At this time ep decided to take a step back from organizing. We wanted to reflect on the past year, do some readings on questions that arouse, and think about what kind of organizing we want to do in the future.

One of the things we are reflecting on is how we functioned as a cadre organization. Because of a high level of activity and theoretical development that took place, ep has been a space where many militants, including myself, have been developed. But since the members of ep functioned like full-time organizers, this would set a standard for the newer people joining and if they couldn’t function at such high capacity due to time or whatever, they would feel like they weren’t doing enough and drop out of the group.

Along with that we had closed meetings that were held off campus. We did this to hold each other accountable and to avoid people proposing things without seeing them through.
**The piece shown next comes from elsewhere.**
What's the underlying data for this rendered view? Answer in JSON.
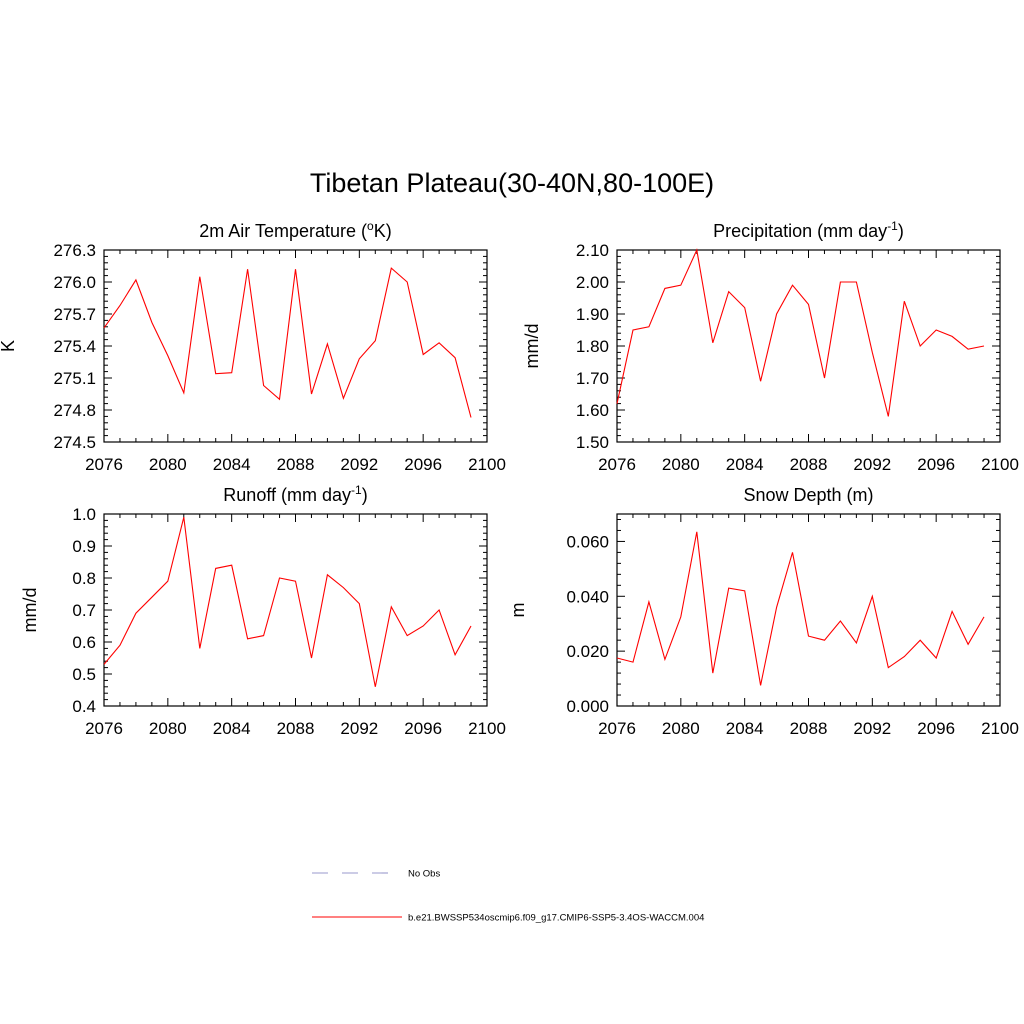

The downside was we weren’t available to students and other people who may have been interested in organizing or talking about what was going on with the cuts.

Another thing that we are reflecting on is building majority women, people of color, and largely queer organization, which ep has been since the beginning. For me this has meant I have been prioritized as a woman of color militant whose own experiences and perspectives are not just valid, but seen as places of struggle. ep sees the development of poc and women as extremely important because we know it’s necessary for us to fight for our own freedom and that historically when white males have led movements it has meant silencing the demands of women and poc.

And while we have a general understanding of why this composition is important, and we have anti-patriarchal politics, we didn’t have a shared understanding of patriarchy.
Part of this was seen when there were differences in an understanding on what patriarchal behavior is, what the difference is between gendered and patriarchal behavior, and how we respond to these behaviors when they do come up, including the pedagogy in dealing with it.

We also lacked cohesion when dealing with white straight males which has led to Iess development of relationships, an informal practice of not flyering to them, and not knowing how to orient to them when they come around.

Finally, we had the experience of having a mother and daughter in the group. Initially when thinking about childcare it was as a way to allow the mother to participate in political work. But soon we began to think of the childcare as political work itself, instead of as a means to allow political work to happen. For example Graciela would attended meetings, coming to events, anything that she would attend, and all of us were developing a relationship with her as well as participating in the childcare.


So as of now it is unclear what the future of ella pelea is. Many members are already involved in other organizing projects, such as the Queer Theory Study Group which was started by a few members and recently has taken on a life of its own as some non-ep members who have been participating in the group are now taking up organizing the readings, facilitating discussions, and doing outreach for the group. There seems to be a lot of potential for this group to begin to organize in the future.

I am involved with working with previously incarcerated youth and trying to build some kind of organizing project with them.

Other folks are discussing starting a solidarity network here in Austin.

The reflection process is still happening because of different tensions and conversations that are being had, but in thinking about moving forward with any kind of organizing projects we feel it is important to draw lessons from the positives and negatives of cadre type organizations, what patriarchal or gendered behavior is and how to deal with is, and the question on how to prioritize women and poc without neglecting white dudes who are interested in organizing as well.